C’est à cette faveur que 2017 a vu fleurir la troisième édition du «Ground Control» qui a migré dans l’ancien tri postal appartenant à la SNCF de la rue des Charolais (derrière la Gare de Lyon), la poursuite de l’opération des Grands Voisins sur ce qui fut jadis l’hôpital Saint-Vincent-de-Paul, tandis que la Friche Miko (Bobigny), la Station Gare des Mines (Porte d’Aubervilliers), le 6B à Saint-Denis, pour ne citer qu’eux, affichaient complet tout l’été.
La plupart de ces lieux majoritairement dédiés à l’oisiveté et la fête appartiennent encore à la SNCF qui a eu la bonne idée de créer une entité au sein de SNCF Immobilier pour gérer ces friches aujourd’hui si prisées. «Ce sont des lieux qui nous appartiennent et que nous ne pouvons pas valoriser immédiatement. Nous choisissons donc de les mettre à disposition d’acteurs qui se chargent de les rendre vivants», explique Benoît Quignon, directeur général de SNCF Immobilier.

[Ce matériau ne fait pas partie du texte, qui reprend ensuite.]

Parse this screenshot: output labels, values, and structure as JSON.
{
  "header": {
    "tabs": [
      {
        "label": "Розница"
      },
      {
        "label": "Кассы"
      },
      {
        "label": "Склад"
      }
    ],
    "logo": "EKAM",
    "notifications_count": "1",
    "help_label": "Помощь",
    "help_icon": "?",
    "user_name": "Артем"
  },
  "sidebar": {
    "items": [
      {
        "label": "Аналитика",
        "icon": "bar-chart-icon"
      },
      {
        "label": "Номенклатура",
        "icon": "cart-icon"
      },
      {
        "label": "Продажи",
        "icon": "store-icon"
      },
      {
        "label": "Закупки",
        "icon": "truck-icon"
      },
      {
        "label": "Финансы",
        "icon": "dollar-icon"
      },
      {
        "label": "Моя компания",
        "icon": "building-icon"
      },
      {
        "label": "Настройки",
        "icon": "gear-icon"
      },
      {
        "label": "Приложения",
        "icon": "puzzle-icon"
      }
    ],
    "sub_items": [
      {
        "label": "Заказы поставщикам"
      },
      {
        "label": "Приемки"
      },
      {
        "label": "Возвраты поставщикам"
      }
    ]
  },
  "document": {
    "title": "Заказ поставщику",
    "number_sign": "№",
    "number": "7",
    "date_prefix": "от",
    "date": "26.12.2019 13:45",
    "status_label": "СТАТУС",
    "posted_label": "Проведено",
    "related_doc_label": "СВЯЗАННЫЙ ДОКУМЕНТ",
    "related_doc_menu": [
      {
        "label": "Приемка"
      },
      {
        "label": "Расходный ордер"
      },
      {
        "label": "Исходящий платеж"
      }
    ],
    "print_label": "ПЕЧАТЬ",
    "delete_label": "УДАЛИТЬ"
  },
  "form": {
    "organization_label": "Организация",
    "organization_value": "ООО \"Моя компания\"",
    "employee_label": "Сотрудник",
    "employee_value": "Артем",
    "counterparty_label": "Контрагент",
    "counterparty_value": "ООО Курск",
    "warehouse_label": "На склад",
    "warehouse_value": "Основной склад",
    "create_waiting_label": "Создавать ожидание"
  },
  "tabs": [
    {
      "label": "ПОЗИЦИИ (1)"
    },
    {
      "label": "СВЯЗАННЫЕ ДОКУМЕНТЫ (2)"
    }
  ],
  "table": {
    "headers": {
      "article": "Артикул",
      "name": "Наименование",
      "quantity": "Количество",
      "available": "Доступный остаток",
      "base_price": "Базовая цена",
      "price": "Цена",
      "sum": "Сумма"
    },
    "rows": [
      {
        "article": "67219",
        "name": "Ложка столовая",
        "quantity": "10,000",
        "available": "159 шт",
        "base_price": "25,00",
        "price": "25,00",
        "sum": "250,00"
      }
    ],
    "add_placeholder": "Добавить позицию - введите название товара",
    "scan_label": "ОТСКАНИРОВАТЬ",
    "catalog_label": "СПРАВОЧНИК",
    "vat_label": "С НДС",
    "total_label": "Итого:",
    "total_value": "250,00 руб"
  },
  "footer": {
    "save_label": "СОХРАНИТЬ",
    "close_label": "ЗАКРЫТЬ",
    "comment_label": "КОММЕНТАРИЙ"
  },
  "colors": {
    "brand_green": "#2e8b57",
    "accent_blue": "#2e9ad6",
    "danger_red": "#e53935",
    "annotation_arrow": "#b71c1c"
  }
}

Un coup d’œil à la chronologie de cette jolie romance entre la SNCF et les milieux culturels (branchés plutôt ?) montre qu’en réalité ce sont les seconds qui ont commencé à courtiser la première. Premier constat, ce n’est pas Beaubourg qui ouvre ses portes mais des associations d’artistes moins onéreuses à loger.
Pour la SNCF, il s’agit de préserver ses territoires inoccupés en attendant les vastes opérations foncières en cours. Si cette utilisation ne rapporte (en théorie) rien à la société, elle a le mérite de permettre l’économie des frais de gardiennage qui peuvent s’avérer exponentiels (autour de 13 000 euros le mois) et les dégradations plus ou moins volontaires.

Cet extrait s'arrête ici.